MS/MS settings for microcystin (MC) and nodularin (NOD) analysis.

Compound	Retention time	Precursor ion	Fragmentor	Quantifier ion	CE 1 quantifier	Qualifier ion	CE 1 qualifier	Ratio 2
	min	m/z	V	m/z	V	m/z	V	%
dm-7-MC-RR	6.93	512.8	135	135.1	26	70.1	85	1.2
MC-RR	7.62	519.8	151	135.1	30	70.1	75	2.7
NOD	8.03	825.5	220	135.1	70	70.1	95	44.2
MC-YR	8.16	523.3	102	911.5	5	135.1	6	103.6
dm-7-MC-LR	8.21	491.3	88	847.6	5	135.1	6	84.0
MC-LR	8.24	498.3	88	135.1	6	482.3	6	56.7
MC-LY	9.67	868.4	170	163.0	35	136.1	75	29.0
MC-LW	10.22	891.5	146	163.0	31	159.0	75	26.9
MC-LF	10.47	852.5	140	163.1	31	120.1	79	39.1

1 Collision energy; 2 Ratio between abundance of the qualifier and quantifier ion.
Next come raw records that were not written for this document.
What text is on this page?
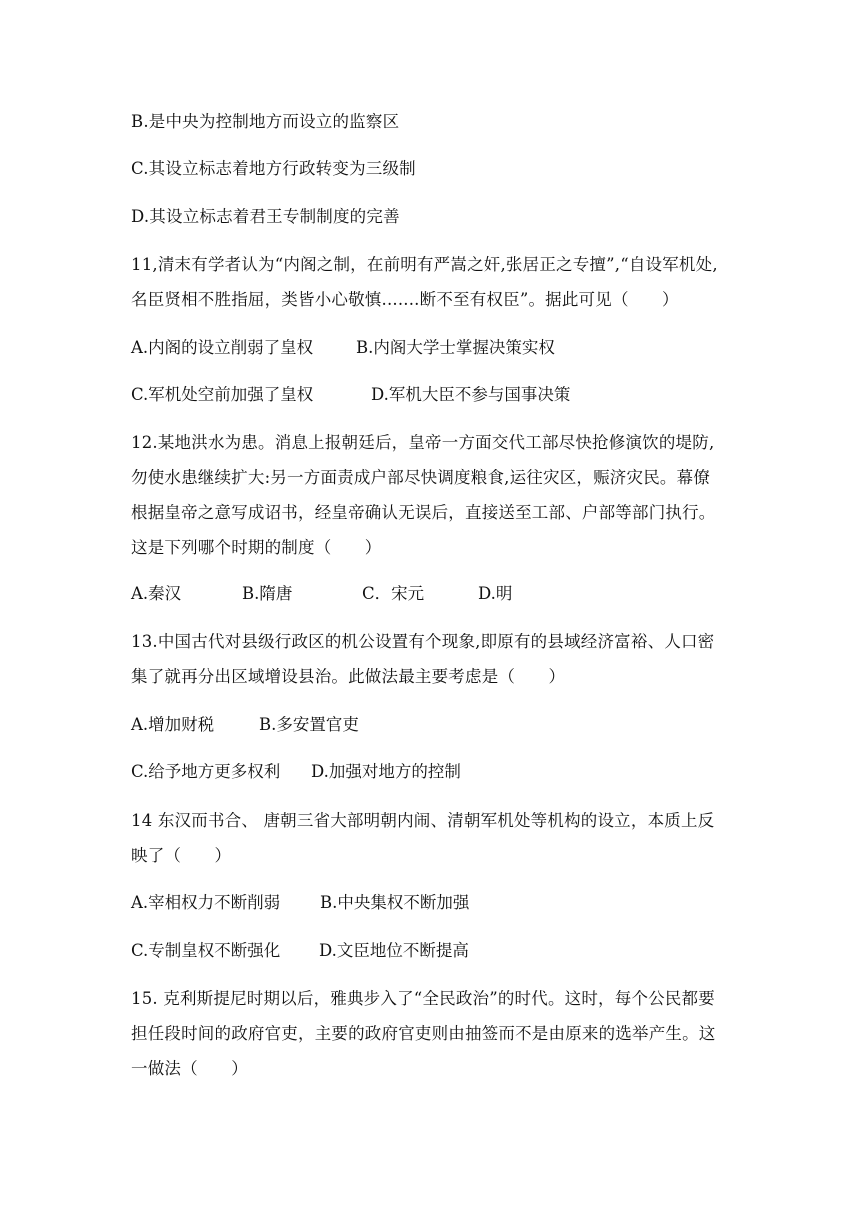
B.是中央为控制地方而设立的监察区
C.其设立标志着地方行政转变为三级制
D.其设立标志着君王专制制度的完善
11,清末有学者认为“内阁之制，在前明有严嵩之奸,张居正之专擅”,“自设军机处,
名臣贤相不胜指屈，类皆小心敬慎.......断不至有权臣”。据此可见（　　）
A.内阁的设立削弱了皇权	B.内阁大学士掌握决策实权
C.军机处空前加强了皇权	D.军机大臣不参与国事决策
12.某地洪水为患。消息上报朝廷后，皇帝一方面交代工部尽快抢修演饮的堤防,
勿使水患继续扩大:另一方面责成户部尽快调度粮食,运往灾区，赈济灾民。幕僚
根据皇帝之意写成诏书，经皇帝确认无误后，直接送至工部、户部等部门执行。
这是下列哪个时期的制度（　　）
A.秦汉	B.隋唐	C．宋元	D.明
13.中国古代对县级行政区的机公设置有个现象,即原有的县域经济富裕、人口密
集了就再分出区域增设县治。此做法最主要考虑是（　　）
A.增加财税	B.多安置官吏
C.给予地方更多权利 D.加强对地方的控制
14 东汉而书合、 唐朝三省大部明朝内闹、清朝军机处等机构的设立，本质上反
映了（　　）
A.宰相权力不断削弱 B.中央集权不断加强
C.专制皇权不断强化 D.文臣地位不断提高
15. 克利斯提尼时期以后，雅典步入了“全民政治”的时代。这时，每个公民都要
担任段时间的政府官吏，主要的政府官吏则由抽签而不是由原来的选举产生。这
一做法（　　）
Information on recovery, repeatability, limit of detection and limit of quantification of the analysis is given in [25]. Chromatograms of a calibration standard and a sample are shown in Figure S1.

4. Conclusions

The MC variants MC-LW and MC-LF were present in 32% of the MC-containing Dutch water samples. When present, these variants contributed on average to nearly 10% of the total MC concentration, but due to their suspected higher toxicity, their average contribution to overall MC toxicity of the samples was estimated to be at least 45%. Given this frequent occurrence and possible high toxicity, it seems better to base health risk estimations on the toxicity contributions of different MC variants than on MC-LR concentrations as is common practice in many countries [30].